Von der Mini- zur Voll-GmbH

Als Antwort auf die englische Limited-Gesellschaft hat der Gesetzgeber die Unternehmergesellschaft bzw. UG (haftungsbeschränkt) eingeführt. Die Unternehmergesellschaft wird umgangssprachlich auch als „Mini-GmbH“ bezeichnet und hat im Gegensatz zu einer „normalen“ GmbH kein gesetzliches Mindeststammkapital.

Bei einer regulären GmbH muss das gesetzliche Stammkapital im Zeitpunkt ihrer Handelsregisteranmeldung zu mindestens 50 % eingezahlt worden sein (§ 7 Abs. 2 Satz 2 GmbHG). Erforderlich ist also, dass ein Betrag in Höhe von 12.500,00 € aufgebracht wurde. Der Geschäftsführer einer neu gegründeten GmbH hat bei der Handelsregisteranmeldung der Gesellschaft zu versichern, dass mindestens die Hälfte des gesetzlichen Mindeststammkapitals eingezahlt wurde und ihm zur freien Verfügung steht (§ 8 Abs. 2 Satz 1 GmbHG). Bei der UG (haftungsbeschränkt) ist demgegenüber das volle Stammkapital einzuzahlen (§ 5a Abs. 2 Satz 1 GmbHG).

Erstarken der UG (Haftungsbeschränkt) zur Voll-GmbH

Erhöht die Unternehmergesellschaft ihr Stammkapital auf 25.000,00 €, kann sie zur „normalen“ GmbH erstarken. Hierzu bedarf es eines entsprechenden Gesellschafterbeschlusses, der zum Handelsregister anzumelden ist (§ 57 Abs. 1 GmbHG). Bei der Handelsregisteranmeldung muss der Geschäftsführer der Gesellschaft versichern, dass die Summe des ursprünglich eingezahlten Stammkapitals der UG (haftungsbeschränkt) und des neu eingezahlten Stammkapitals dem oben genannten Halbaufbringungsgrundsatz genügt.

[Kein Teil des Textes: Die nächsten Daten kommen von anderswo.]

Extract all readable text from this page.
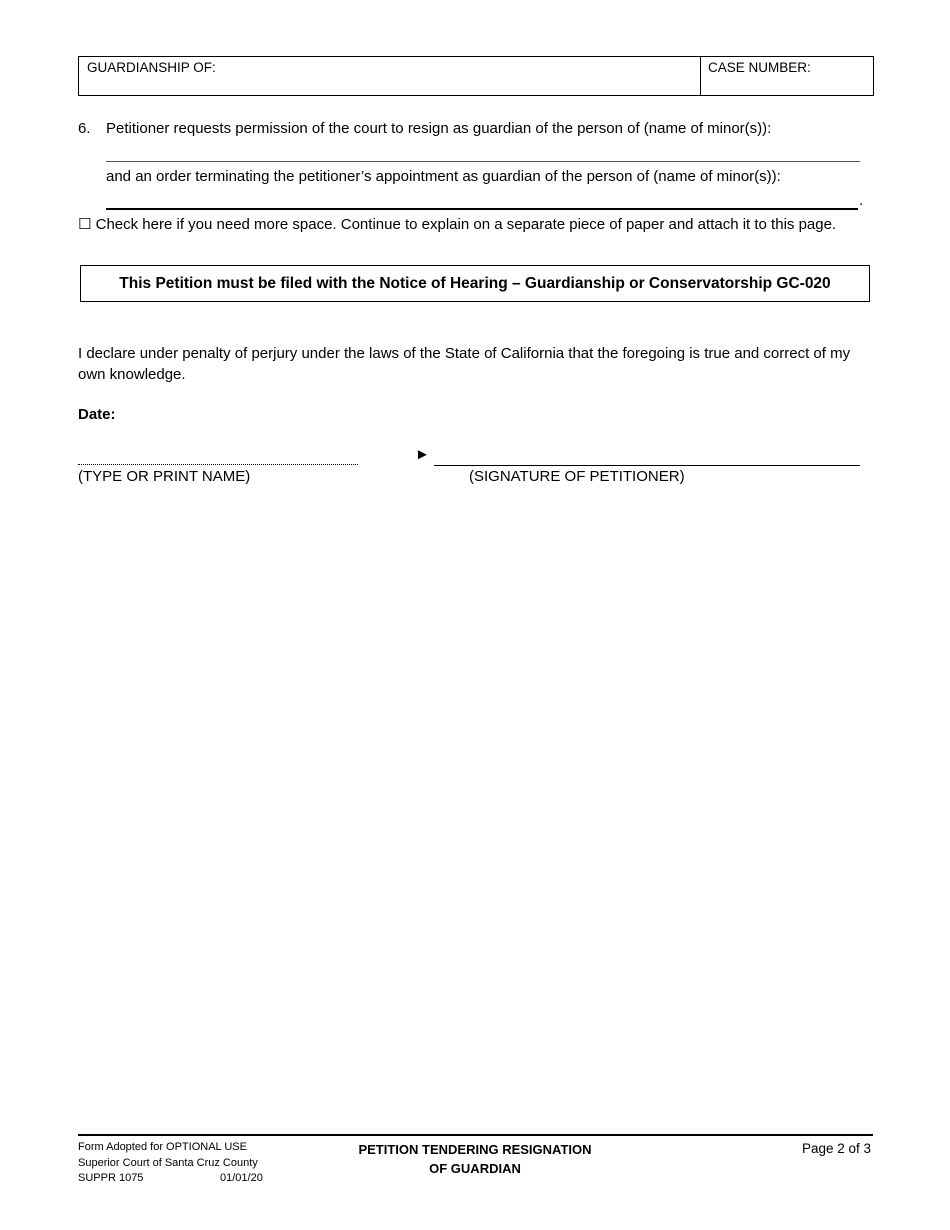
GUARDIANSHIP OF:	CASE NUMBER:
6. Petitioner requests permission of the court to resign as guardian of the person of (name of minor(s)):
and an order terminating the petitioner’s appointment as guardian of the person of (name of minor(s)):
.
☐ Check here if you need more space. Continue to explain on a separate piece of paper and attach it to this page.
This Petition must be filed with the Notice of Hearing – Guardianship or Conservatorship GC-020
I declare under penalty of perjury under the laws of the State of California that the foregoing is true and correct of my own knowledge.
Date:
(TYPE OR PRINT NAME)
►
(SIGNATURE OF PETITIONER)
Form Adopted for OPTIONAL USE
Superior Court of Santa Cruz County
SUPPR 1075	01/01/20
PETITION TENDERING RESIGNATION
OF GUARDIAN
Page 2 of 3
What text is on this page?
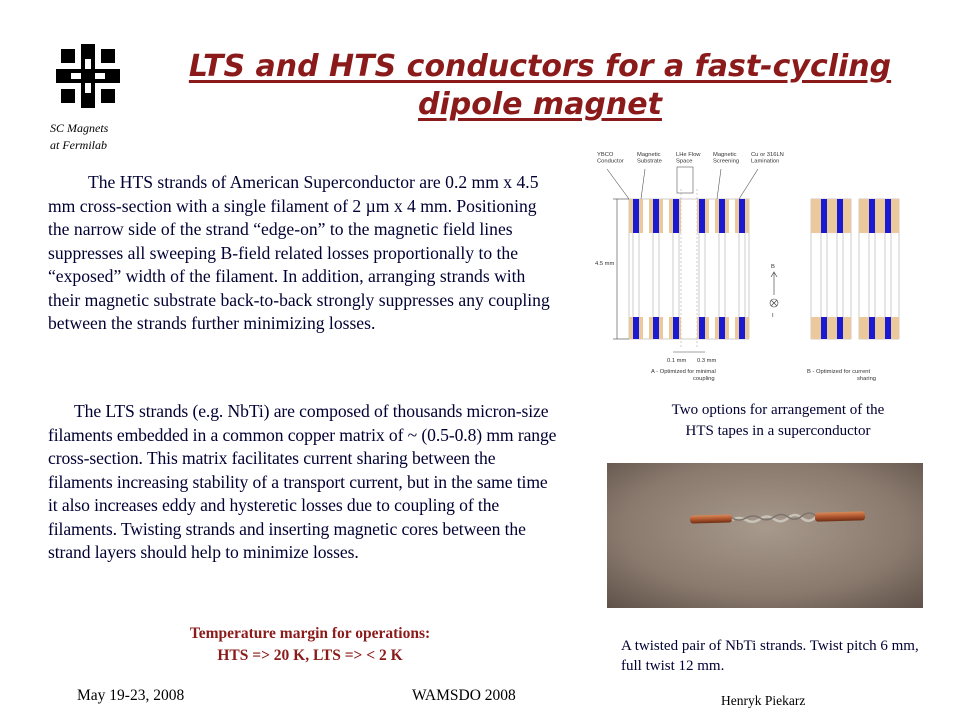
SC Magnets
at Fermilab
LTS and HTS conductors for a fast-cycling
dipole magnet
The HTS strands of American Superconductor are 0.2 mm x 4.5 mm cross-section with a single filament of 2 µm x 4 mm. Positioning the narrow side of the strand “edge-on” to the magnetic field lines suppresses all sweeping B-field related losses proportionally to the “exposed” width of the filament. In addition, arranging strands with their magnetic substrate back-to-back strongly suppresses any coupling between the strands further minimizing losses.
The LTS strands (e.g. NbTi) are composed of thousands micron-size filaments embedded in a common copper matrix of ~ (0.5-0.8) mm range cross-section. This matrix facilitates current sharing between the filaments increasing stability of a transport current, but in the same time it also increases eddy and hysteretic losses due to coupling of the filaments. Twisting strands and inserting magnetic cores between the strand layers should help to minimize losses.
Temperature margin for operations:
HTS => 20 K, LTS => < 2 K
YBCO Conductor
Magnetic Substrate
LHe Flow Space
Magnetic Screening
Cu or 316LN Lamination
4.5 mm
0.1 mm 0.3 mm
B
I
A - Optimized for minimal coupling
B - Optimized for current sharing
Two options for arrangement of the
HTS tapes in a superconductor
A twisted pair of NbTi strands. Twist pitch 6 mm, full twist 12 mm.
May 19-23, 2008	WAMSDO 2008	Henryk Piekarz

Versicherung des Geschäftsführers nur bezüglich des neuen Kapitalanteils

In diesem Zusammenhang hat das Oberlandegericht Celle vor kurzem entschieden, dass sich die Versicherung des Geschäftsführers allein auf den Erhöhungsbetrag beziehen muss. Der Geschäftsführer der bisherigen UG (haftungsbeschränkt) muss also nicht versichern, dass das ursprüngliche Stammkapital der UG (haftungsbeschränkt) noch vorhanden ist. Das Oberlandesgericht Celle beruft sich dabei auf den Wortlaut des § 57 Abs. 2 Satz 1 GmbHG, wonach sich die Versicherung des Geschäftsführers bei der Anmeldung einer Kapitalerhöhung nur auf das „neue Stammkapital“ bezieht.

Praxishinweis

Eine UG (haftungsbeschränkt) kann durch Erhöhung ihres Stammkapitals zu einer „normalen“ GmbH erstarken. Die Geschäftsführer der Gesellschaft müssen dabei lediglich versichern, dass der GmbH einmal 50 % des Mindeststammkapitals zur Verfügung standen. Sie versichern allerdings nicht, dass das ursprüngliche Stammkapital der UG (haftungsbeschränkt) noch nicht aufgebraucht wurde. Dies sollten die Gläubiger der Gesellschaft berücksichtigen.